The BeautifulSoup module of Python helps you parse HTML and XML
First, write a web crawler, that is, capture the html source code and other content of the web page, and then analyze and extract the corresponding content.
This analysis of html content is basically enough for webpage analysis with simple content if the regular expression re module is used for a little matching.
However, if you need to parse html with complicated content due to heavy workload, you can find that the re module cannot be implemented or is difficult to implement.
Using the beautifulsoup module to help you analyze the html source code, you will find that the process becomes so simple, greatly improving the efficiency of html source code analysis.
Note: BeautifulSoup is a third-party library and I use bs4. Urllib2 is allocated to urllib. request in python3. The original Article in this document is as follows.
Note: The urllib2 module has been split into SS several modules in Python 3 named urllib. requestand urllib. error.

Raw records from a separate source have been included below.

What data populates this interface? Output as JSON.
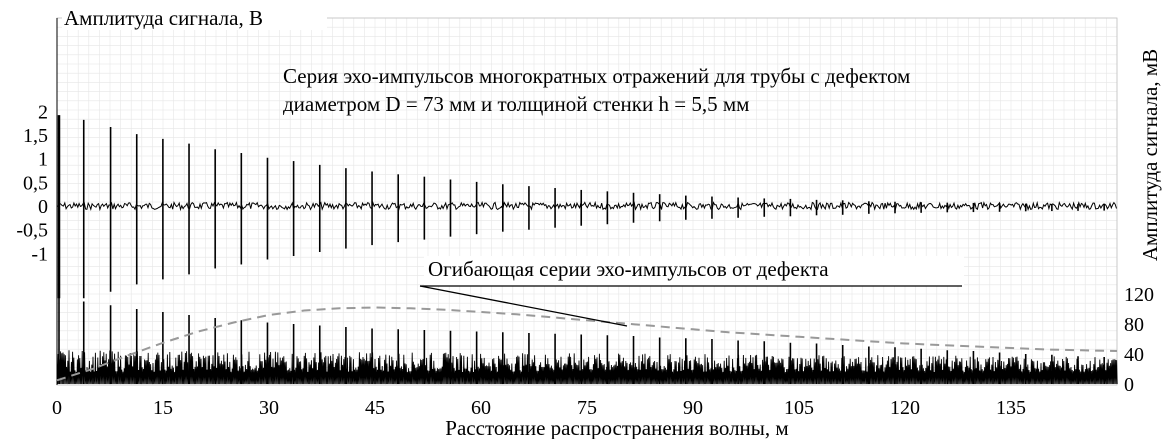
{
  "chart_data": {
    "type": "line",
    "annotation_lines": [
      "Серия эхо-импульсов многократных отражений для трубы с дефектом",
      "диаметром D = 73 мм и толщиной стенки h = 5,5 мм"
    ],
    "envelope_label": "Огибающая серии эхо-импульсов от дефекта",
    "xlabel": "Расстояние распространения волны, м",
    "ylabel_left": "Амплитуда сигнала, В",
    "ylabel_right": "Амплитуда сигнала, мВ",
    "xlim": [
      0,
      150
    ],
    "x_ticks": [
      "0",
      "15",
      "30",
      "45",
      "60",
      "75",
      "90",
      "105",
      "120",
      "135"
    ],
    "x_tick_values": [
      0,
      15,
      30,
      45,
      60,
      75,
      90,
      105,
      120,
      135
    ],
    "y_left": {
      "ticks": [
        "2",
        "1,5",
        "1",
        "0,5",
        "0",
        "-0,5",
        "-1"
      ],
      "tick_values": [
        2,
        1.5,
        1,
        0.5,
        0,
        -0.5,
        -1
      ]
    },
    "y_right": {
      "ticks": [
        "120",
        "80",
        "40",
        "0"
      ],
      "tick_values": [
        120,
        80,
        40,
        0
      ],
      "ylim": [
        0,
        120
      ]
    },
    "grid": true,
    "series": [
      {
        "role": "upper",
        "color": "#000000",
        "pulse_x": [
          0,
          3.5,
          7.3,
          11,
          14.7,
          18.4,
          22.1,
          25.8,
          29.5,
          33.2,
          36.9,
          40.6,
          44.3,
          48,
          51.7,
          55.4,
          59.1,
          62.8,
          66.5,
          70.2,
          73.9,
          77.6,
          81.3,
          85,
          88.7,
          92.4,
          96.1,
          99.8,
          103.5,
          107.2,
          110.9,
          114.6,
          118.3,
          122,
          125.7,
          129.4,
          133.1,
          136.8,
          140.5,
          144.2,
          147.9
        ],
        "pulse_peak": [
          1.92,
          1.82,
          1.67,
          1.52,
          1.42,
          1.32,
          1.2,
          1.12,
          1.02,
          0.95,
          0.87,
          0.8,
          0.73,
          0.67,
          0.62,
          0.56,
          0.51,
          0.46,
          0.42,
          0.38,
          0.34,
          0.31,
          0.28,
          0.25,
          0.22,
          0.2,
          0.18,
          0.16,
          0.15,
          0.13,
          0.12,
          0.1,
          0.09,
          0.08,
          0.07,
          0.065,
          0.06,
          0.05,
          0.045,
          0.04,
          0.035
        ]
      },
      {
        "role": "lower",
        "color": "#000000",
        "pulse_x": [
          0,
          3.5,
          7.3,
          11,
          14.7,
          18.4,
          22.1,
          25.8,
          29.5,
          33.2,
          36.9,
          40.6,
          44.3,
          48,
          51.7,
          55.4,
          59.1,
          62.8,
          66.5,
          70.2,
          73.9,
          77.6,
          81.3,
          85,
          88.7,
          92.4,
          96.1,
          99.8,
          103.5,
          107.2,
          110.9,
          114.6,
          118.3,
          122,
          125.7,
          129.4,
          133.1,
          136.8,
          140.5,
          144.2,
          147.9
        ],
        "pulse_peak": [
          120,
          110,
          105,
          100,
          96,
          92,
          88,
          85,
          82,
          80,
          78,
          76,
          74,
          73,
          72,
          71,
          70,
          69,
          68,
          67,
          66,
          65,
          64,
          62,
          61,
          60,
          58,
          57,
          55,
          54,
          52,
          50,
          49,
          47,
          45,
          44,
          42,
          40,
          39,
          37,
          36
        ]
      },
      {
        "role": "envelope",
        "color": "#999999",
        "x": [
          0,
          5,
          10,
          15,
          20,
          25,
          30,
          35,
          40,
          45,
          50,
          55,
          60,
          65,
          70,
          75,
          80,
          85,
          90,
          95,
          100,
          105,
          110,
          115,
          120,
          125,
          130,
          135,
          140,
          145,
          150
        ],
        "y": [
          5,
          20,
          38,
          55,
          70,
          82,
          92,
          98,
          101,
          102,
          101,
          99,
          96,
          93,
          89,
          85,
          81,
          77,
          73,
          69,
          66,
          63,
          60,
          57,
          54,
          52,
          50,
          48,
          46,
          45,
          44
        ]
      }
    ]
  }
}
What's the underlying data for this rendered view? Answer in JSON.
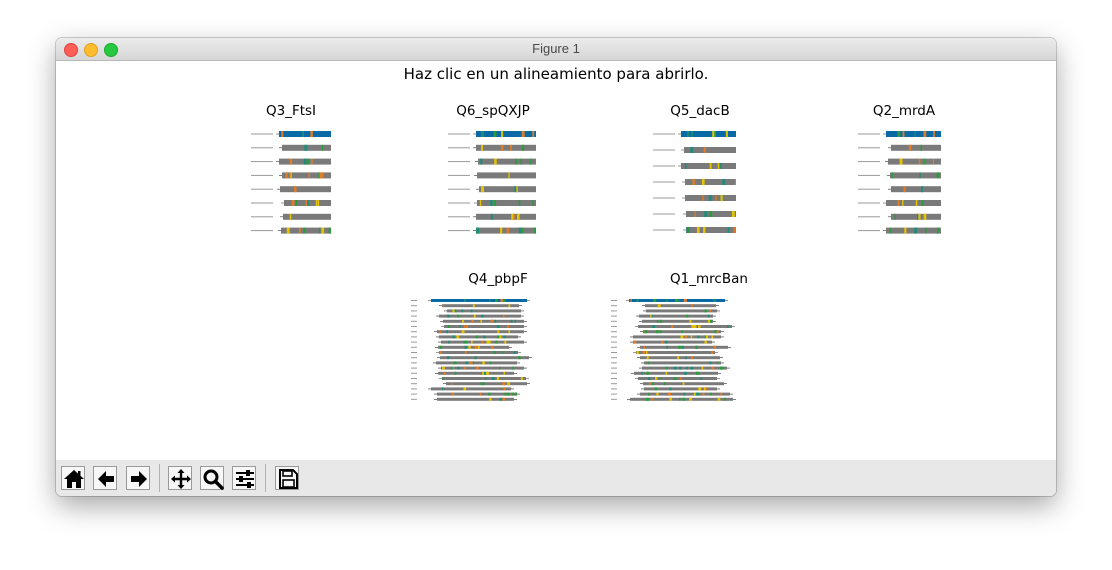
{
  "window": {
    "title": "Figure 1"
  },
  "figure": {
    "suptitle": "Haz clic en un alineamiento para abrirlo.",
    "panels": [
      {
        "title": "Q3_FtsI"
      },
      {
        "title": "Q6_spQXJP"
      },
      {
        "title": "Q5_dacB"
      },
      {
        "title": "Q2_mrdA"
      },
      {
        "title": "Q4_pbpF"
      },
      {
        "title": "Q1_mrcBan"
      }
    ]
  },
  "colors": {
    "query_bar": "#0a6aa5",
    "gap_bar": "#7a7a7a",
    "aa_orange": "#e07b28",
    "aa_green": "#2e9a3e",
    "aa_yellow": "#e6c300",
    "aa_teal": "#1f8c7a",
    "figure_bg": "#ffffff",
    "toolbar_bg": "#e8e8e8"
  },
  "toolbar": {
    "buttons": [
      {
        "icon": "home-icon"
      },
      {
        "icon": "arrow-left-icon"
      },
      {
        "icon": "arrow-right-icon"
      },
      {
        "icon": "move-icon"
      },
      {
        "icon": "zoom-icon"
      },
      {
        "icon": "sliders-icon"
      },
      {
        "icon": "save-icon"
      }
    ]
  }
}
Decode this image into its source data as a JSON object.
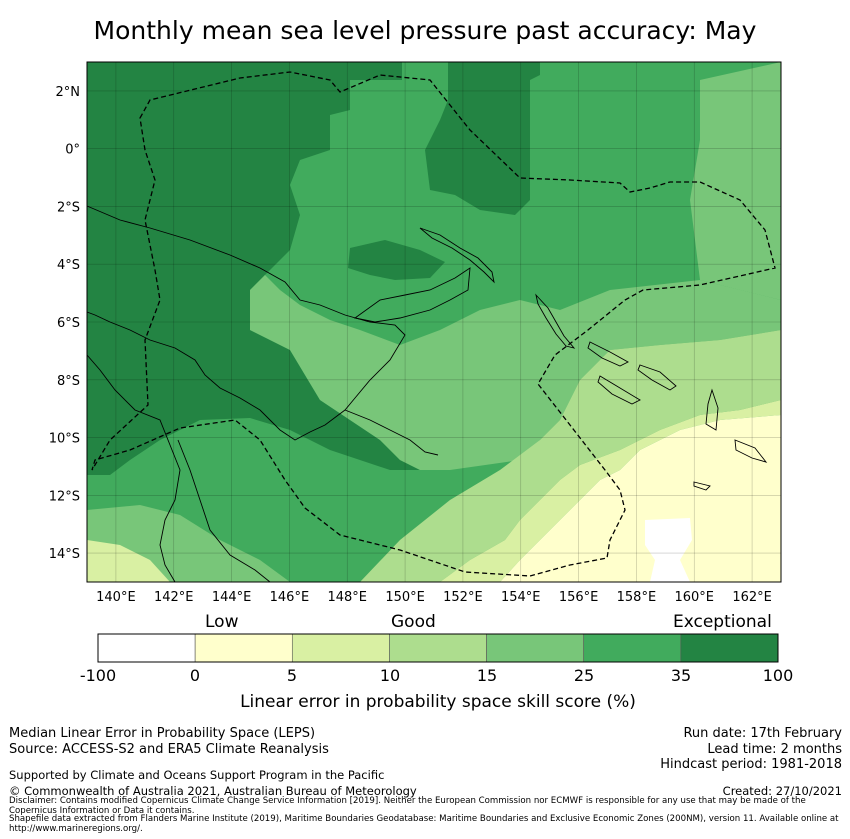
{
  "title": "Monthly mean sea level pressure past accuracy: May",
  "map": {
    "lat_labels": [
      "2°N",
      "0°",
      "2°S",
      "4°S",
      "6°S",
      "8°S",
      "10°S",
      "12°S",
      "14°S"
    ],
    "lon_labels": [
      "140°E",
      "142°E",
      "144°E",
      "146°E",
      "148°E",
      "150°E",
      "152°E",
      "154°E",
      "156°E",
      "158°E",
      "160°E",
      "162°E"
    ],
    "lon_range": [
      139,
      163
    ],
    "lat_range": [
      -15,
      3
    ],
    "region": "Papua New Guinea and Solomon Islands"
  },
  "colorbar": {
    "category_labels": [
      "Low",
      "Good",
      "Exceptional"
    ],
    "tick_labels": [
      "-100",
      "0",
      "5",
      "10",
      "15",
      "25",
      "35",
      "100"
    ],
    "colors": [
      "#ffffff",
      "#ffffcc",
      "#d9f0a3",
      "#addd8e",
      "#78c679",
      "#41ab5d",
      "#238443"
    ],
    "title": "Linear error in probability space skill score (%)"
  },
  "footer": {
    "left": [
      "Median Linear Error in Probability Space (LEPS)",
      "Source: ACCESS-S2 and ERA5 Climate Reanalysis"
    ],
    "support": "Supported by Climate and Oceans Support Program in the Pacific",
    "copyright": "© Commonwealth of Australia 2021, Australian Bureau of Meteorology",
    "right": [
      "Run date: 17th February",
      "Lead time: 2 months",
      "Hindcast period: 1981-2018"
    ],
    "created": "Created: 27/10/2021",
    "disclaimer": "Disclaimer: Contains modified Copernicus Climate Change Service Information [2019]. Neither the European Commission nor ECMWF is responsible for any use that may be made of the Copernicus Information or Data it contains.",
    "shapefile": "Shapefile data extracted from Flanders Marine Institute (2019), Maritime Boundaries Geodatabase: Maritime Boundaries and Exclusive Economic Zones (200NM), version 11. Available online at http://www.marineregions.org/."
  }
}
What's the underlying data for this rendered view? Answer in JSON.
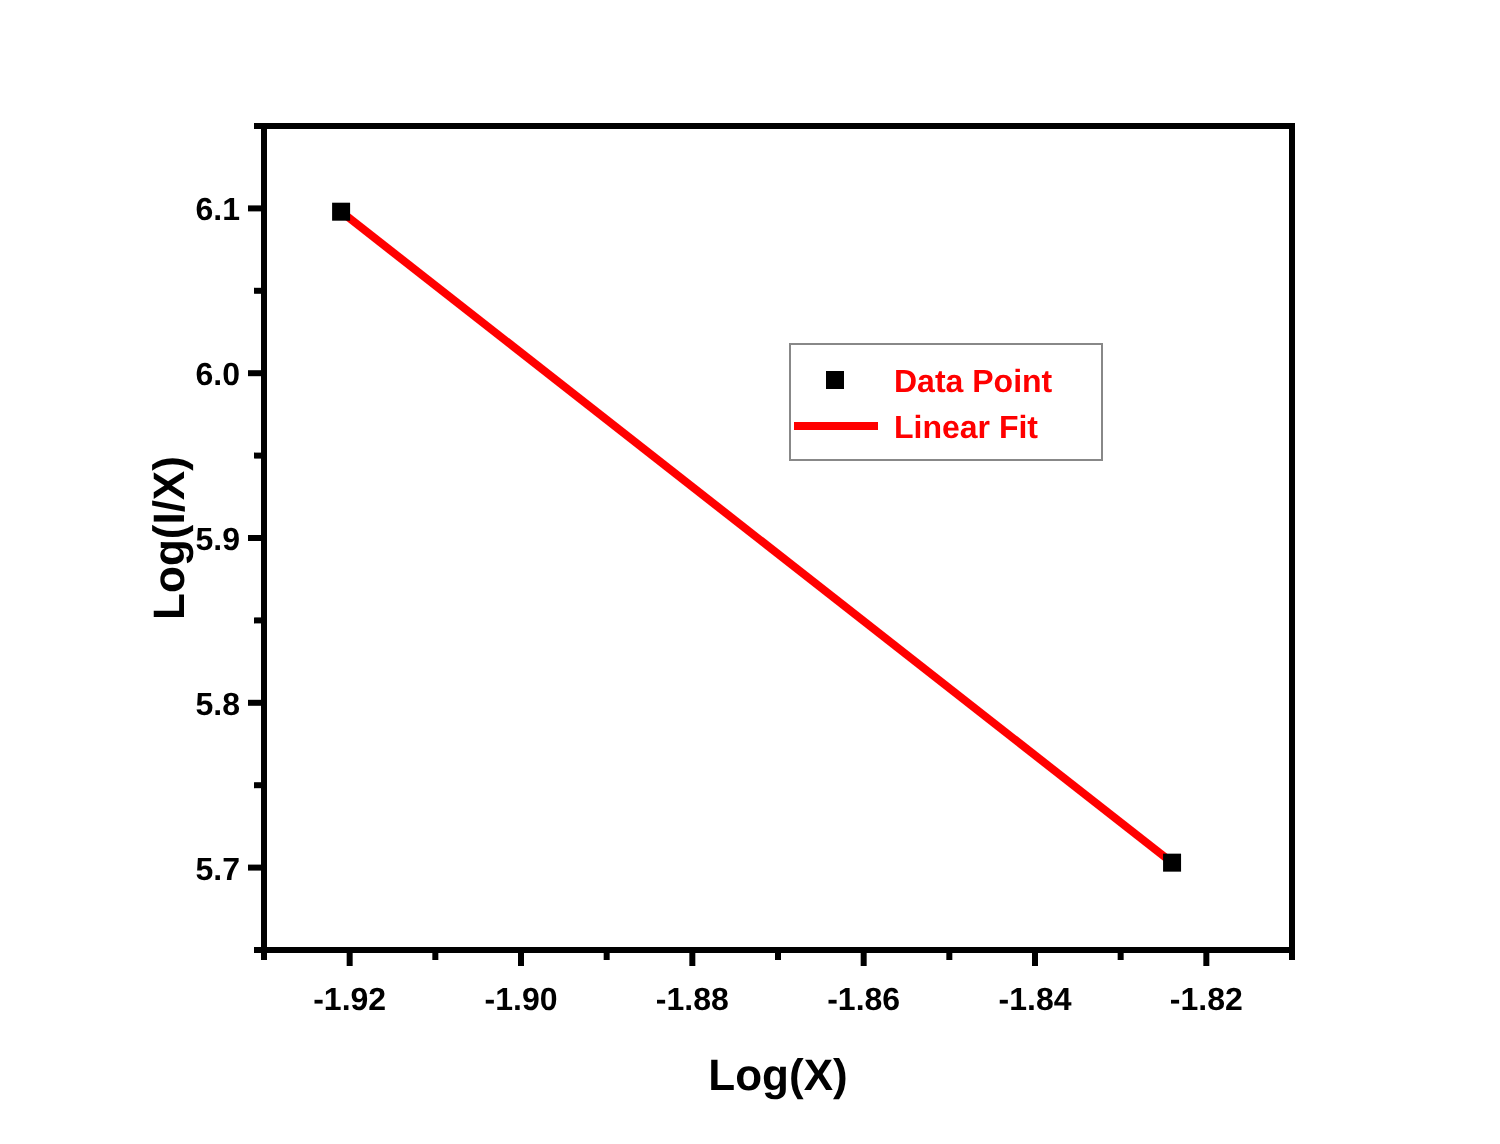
{
  "chart_data": {
    "type": "scatter",
    "xlabel": "Log(X)",
    "ylabel": "Log(I/X)",
    "xlim": [
      -1.93,
      -1.81
    ],
    "ylim": [
      5.65,
      6.15
    ],
    "xticks": [
      {
        "value": -1.92,
        "label": "-1.92"
      },
      {
        "value": -1.9,
        "label": "-1.90"
      },
      {
        "value": -1.88,
        "label": "-1.88"
      },
      {
        "value": -1.86,
        "label": "-1.86"
      },
      {
        "value": -1.84,
        "label": "-1.84"
      },
      {
        "value": -1.82,
        "label": "-1.82"
      }
    ],
    "yticks": [
      {
        "value": 5.7,
        "label": "5.7"
      },
      {
        "value": 5.8,
        "label": "5.8"
      },
      {
        "value": 5.9,
        "label": "5.9"
      },
      {
        "value": 6.0,
        "label": "6.0"
      },
      {
        "value": 6.1,
        "label": "6.1"
      }
    ],
    "legend": "top right",
    "grid": false,
    "x": [
      -1.921,
      -1.824
    ],
    "series": [
      {
        "name": "Data Point",
        "type": "scatter",
        "marker": "square",
        "color": "#000000",
        "values": [
          6.098,
          5.703
        ]
      },
      {
        "name": "Linear Fit",
        "type": "line",
        "color": "#ff0000",
        "line_style": "solid",
        "values": [
          6.098,
          5.703
        ]
      }
    ]
  }
}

The crawler source code is as follows:
#-*-Coding: UTF-8-*-import urllib. requestimport bs4, ospage_sum = 1 # set the number of download pages path = OS. getcwd () path = OS. path. join (path, 'runaway GIF ') if not OS. path. exists (path): OS. mkdir (path) # create folder url = "http://baozoumanhua.com/gif/year" # url address headers = {# camouflage browser 'user-agent': 'mozilla/5.0 (Windows NT 6.1; WOW64) appleWebKit/537.36 (KHTML, like Gecko) ''chrome/32.0.1700.76 Safari/100'} for count in range (page_sum): req = urllib. request. request (url = url + str (count + 1), headers = headers) print (req. full_url) content = urllib. request. urlopen (req ). read () soup = bs4.BeautifulSoup (content) # BeautifulSoup img_content = soup. findAll ('img ', attrs = {'style': 'width: 460px '}) url_list = [img ['src'] for img in img_content] # list derivation url title_list = [img ['alt'] for img in img_content] # image name for I in range (url_list. _ len _ (): imgurl = url_list [I] filename = path + OS. sep + title_list [I] + ". gif "print (filename +": "+ imgurl) # print the download information urllib. request. urlretrieve (imgurl, filename) # download an image
You can modify the number of downloaded pages in row 15th and save the file as baozougif. py, use the command python baozougif. after py runs, a folder named "violent GIF" is generated in the same directory. All images are automatically downloaded to this directory.